For first time, a system is in place to investigate bishops, other higher-ups
By Newser Editors,  Newser Staff
Posted May 9, 2019 10:30 AM CDT
Pope Francis talks to reporters on his flight back to Rome on Tuesday.   (Maurizio Brambatti/Pool Photo via AP)

(Newser) – Pope Francis issued new rules Thursday on how the church should handle sexual abuse allegations. Some key points of the decree, called "You Are the Light of the World," which takes effect June 1:

  • A first: For the first time, priests and nuns are required to report abuse and cover-ups to their superiors, reports the Washington Post. Each diocese in the world has a year to put into place a system for handling such complaints. What's more, these complaints can be retroactive, reports the AP.

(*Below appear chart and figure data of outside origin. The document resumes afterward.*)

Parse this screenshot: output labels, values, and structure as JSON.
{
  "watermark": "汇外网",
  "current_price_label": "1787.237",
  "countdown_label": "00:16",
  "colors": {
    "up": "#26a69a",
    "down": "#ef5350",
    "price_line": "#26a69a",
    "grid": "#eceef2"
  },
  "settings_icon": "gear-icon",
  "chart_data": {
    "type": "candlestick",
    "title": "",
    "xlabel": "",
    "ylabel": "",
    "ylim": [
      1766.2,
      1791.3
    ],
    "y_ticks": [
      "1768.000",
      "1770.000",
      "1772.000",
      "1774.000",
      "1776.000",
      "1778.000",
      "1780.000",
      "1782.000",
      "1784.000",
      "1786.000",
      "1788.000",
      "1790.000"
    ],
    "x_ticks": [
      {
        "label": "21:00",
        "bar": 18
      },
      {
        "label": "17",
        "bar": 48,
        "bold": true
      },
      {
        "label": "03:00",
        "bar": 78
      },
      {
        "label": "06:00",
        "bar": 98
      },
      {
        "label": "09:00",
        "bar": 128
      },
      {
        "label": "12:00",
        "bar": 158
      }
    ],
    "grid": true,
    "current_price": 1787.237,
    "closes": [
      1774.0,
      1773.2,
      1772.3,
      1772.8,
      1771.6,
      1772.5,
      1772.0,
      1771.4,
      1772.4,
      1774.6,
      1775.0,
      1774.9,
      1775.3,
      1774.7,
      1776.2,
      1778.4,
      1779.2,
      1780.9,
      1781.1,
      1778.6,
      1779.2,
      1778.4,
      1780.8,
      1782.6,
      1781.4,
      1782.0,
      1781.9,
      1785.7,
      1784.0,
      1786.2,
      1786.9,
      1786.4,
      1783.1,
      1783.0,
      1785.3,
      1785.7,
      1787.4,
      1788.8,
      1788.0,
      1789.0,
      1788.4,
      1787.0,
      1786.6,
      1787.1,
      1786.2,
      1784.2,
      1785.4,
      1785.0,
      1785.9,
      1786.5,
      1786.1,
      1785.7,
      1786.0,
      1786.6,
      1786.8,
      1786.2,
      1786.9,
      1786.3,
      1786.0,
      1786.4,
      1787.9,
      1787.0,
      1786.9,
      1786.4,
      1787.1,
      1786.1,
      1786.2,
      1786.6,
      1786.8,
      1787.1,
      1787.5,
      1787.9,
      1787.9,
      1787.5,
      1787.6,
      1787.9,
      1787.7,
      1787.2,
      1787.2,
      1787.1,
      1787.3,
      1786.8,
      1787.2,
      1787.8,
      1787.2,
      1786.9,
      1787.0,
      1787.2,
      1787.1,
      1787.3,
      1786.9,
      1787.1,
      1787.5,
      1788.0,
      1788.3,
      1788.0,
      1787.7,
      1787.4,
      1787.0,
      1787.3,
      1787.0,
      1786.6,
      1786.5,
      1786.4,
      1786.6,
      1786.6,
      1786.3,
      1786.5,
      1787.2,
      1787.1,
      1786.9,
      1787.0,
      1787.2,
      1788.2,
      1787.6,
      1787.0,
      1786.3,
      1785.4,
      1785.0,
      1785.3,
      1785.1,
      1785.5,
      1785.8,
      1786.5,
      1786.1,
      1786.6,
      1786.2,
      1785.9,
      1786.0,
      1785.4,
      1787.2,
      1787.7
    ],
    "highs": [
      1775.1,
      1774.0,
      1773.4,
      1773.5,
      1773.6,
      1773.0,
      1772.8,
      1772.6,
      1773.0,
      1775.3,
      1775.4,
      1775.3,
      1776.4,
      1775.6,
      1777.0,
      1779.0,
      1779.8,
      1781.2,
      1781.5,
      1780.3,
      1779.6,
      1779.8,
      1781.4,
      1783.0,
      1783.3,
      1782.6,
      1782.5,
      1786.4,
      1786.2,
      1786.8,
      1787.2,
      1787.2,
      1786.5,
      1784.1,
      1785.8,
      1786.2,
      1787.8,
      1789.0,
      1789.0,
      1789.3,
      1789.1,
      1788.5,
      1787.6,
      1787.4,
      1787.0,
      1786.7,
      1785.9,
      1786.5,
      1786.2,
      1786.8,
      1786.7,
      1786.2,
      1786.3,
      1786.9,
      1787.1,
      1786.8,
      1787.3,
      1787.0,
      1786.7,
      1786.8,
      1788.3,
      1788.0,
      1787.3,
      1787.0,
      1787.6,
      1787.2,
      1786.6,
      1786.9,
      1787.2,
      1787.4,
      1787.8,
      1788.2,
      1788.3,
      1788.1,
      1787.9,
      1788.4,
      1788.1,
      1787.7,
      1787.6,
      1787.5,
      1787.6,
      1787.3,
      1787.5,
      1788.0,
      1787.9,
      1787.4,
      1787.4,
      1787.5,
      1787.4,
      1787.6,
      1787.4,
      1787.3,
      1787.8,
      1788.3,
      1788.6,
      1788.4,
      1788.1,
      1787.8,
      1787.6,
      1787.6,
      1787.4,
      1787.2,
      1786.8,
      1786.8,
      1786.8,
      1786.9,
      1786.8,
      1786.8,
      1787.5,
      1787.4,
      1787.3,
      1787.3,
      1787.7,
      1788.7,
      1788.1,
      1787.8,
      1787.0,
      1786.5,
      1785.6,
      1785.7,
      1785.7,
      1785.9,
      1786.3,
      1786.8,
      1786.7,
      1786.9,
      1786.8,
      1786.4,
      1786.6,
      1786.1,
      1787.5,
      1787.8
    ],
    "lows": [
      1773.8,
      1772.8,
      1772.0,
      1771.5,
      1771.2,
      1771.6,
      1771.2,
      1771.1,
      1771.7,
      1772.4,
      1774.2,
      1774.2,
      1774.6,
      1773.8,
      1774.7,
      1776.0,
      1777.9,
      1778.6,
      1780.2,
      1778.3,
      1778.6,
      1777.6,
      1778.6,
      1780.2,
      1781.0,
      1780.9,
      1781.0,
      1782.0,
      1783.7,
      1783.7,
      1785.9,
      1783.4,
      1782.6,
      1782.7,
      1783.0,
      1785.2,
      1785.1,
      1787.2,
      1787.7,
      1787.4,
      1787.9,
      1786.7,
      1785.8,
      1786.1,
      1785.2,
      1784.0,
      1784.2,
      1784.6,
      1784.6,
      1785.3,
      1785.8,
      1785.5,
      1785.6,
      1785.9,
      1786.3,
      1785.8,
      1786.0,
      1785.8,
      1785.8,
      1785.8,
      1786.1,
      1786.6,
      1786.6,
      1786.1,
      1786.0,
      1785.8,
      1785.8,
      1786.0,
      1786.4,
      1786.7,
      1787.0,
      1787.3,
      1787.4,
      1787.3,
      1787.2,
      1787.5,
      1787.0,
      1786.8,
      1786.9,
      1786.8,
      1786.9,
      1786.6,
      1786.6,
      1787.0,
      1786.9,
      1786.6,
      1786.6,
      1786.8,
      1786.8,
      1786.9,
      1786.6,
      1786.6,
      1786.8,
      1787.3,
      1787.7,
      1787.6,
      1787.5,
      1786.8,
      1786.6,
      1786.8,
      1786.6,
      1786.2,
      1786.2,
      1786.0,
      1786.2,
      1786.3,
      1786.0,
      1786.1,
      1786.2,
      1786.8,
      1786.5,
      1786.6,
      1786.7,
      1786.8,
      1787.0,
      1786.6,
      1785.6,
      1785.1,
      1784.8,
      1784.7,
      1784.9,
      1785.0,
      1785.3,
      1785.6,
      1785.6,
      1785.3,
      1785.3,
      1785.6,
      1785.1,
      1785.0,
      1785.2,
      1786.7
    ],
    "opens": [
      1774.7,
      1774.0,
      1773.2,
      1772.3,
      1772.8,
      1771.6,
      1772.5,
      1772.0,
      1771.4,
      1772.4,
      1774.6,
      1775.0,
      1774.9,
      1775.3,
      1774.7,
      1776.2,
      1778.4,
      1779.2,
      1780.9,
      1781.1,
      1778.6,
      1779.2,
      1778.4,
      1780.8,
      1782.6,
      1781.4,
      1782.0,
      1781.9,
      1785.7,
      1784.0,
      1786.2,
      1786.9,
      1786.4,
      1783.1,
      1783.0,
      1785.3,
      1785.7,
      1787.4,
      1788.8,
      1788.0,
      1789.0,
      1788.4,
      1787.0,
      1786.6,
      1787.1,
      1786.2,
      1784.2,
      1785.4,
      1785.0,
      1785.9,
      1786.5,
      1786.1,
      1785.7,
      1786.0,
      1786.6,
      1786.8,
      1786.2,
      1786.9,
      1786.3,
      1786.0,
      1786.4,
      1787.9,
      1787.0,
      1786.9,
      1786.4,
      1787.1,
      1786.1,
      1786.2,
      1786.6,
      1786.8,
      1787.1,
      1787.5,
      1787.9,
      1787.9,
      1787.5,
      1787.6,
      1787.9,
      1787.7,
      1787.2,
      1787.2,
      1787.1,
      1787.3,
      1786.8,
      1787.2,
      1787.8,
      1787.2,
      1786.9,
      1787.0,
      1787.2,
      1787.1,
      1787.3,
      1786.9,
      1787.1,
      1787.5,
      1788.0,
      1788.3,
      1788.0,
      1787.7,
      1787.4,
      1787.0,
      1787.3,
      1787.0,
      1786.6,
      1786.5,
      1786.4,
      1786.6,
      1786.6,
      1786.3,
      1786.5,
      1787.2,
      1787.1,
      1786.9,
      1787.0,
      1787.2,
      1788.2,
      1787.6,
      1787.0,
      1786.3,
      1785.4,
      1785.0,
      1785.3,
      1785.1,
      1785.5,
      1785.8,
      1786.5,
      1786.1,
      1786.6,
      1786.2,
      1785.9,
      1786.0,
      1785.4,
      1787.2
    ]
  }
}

  • Big change: The rules for the first time put in place a system for bishops, along with higher-ups such as archbishops and cardinals, to be investigated as well. This part is seen as "significant," per the National Catholic Reporter. If a bishop is accused, a higher-ranking "metropolitan bishop" will investigate with the Vatican's approval. If that higher-ranking bishop is the one accused, another bishop will be chosen to investigate.
  • Police: The rules don't require church officials to report complaints to police, though the Vatican's top sex-crimes investigator said Thursday it "would be a good thing" to do so, reports the New York Times. The church is leery of putting into place a universal rule on this, partly because it fears allegations alone would lead to the killing of priests in some parts of the world.
  • The criticism: Victims and advocates may be disappointed by parts of the decree, including that lack of a requirement to go to police. Also, the rules don't deal with punishments for abuse or cover-ups, only the reporting procedure itself. And whistleblower protections for those who make reports aren't spelled out.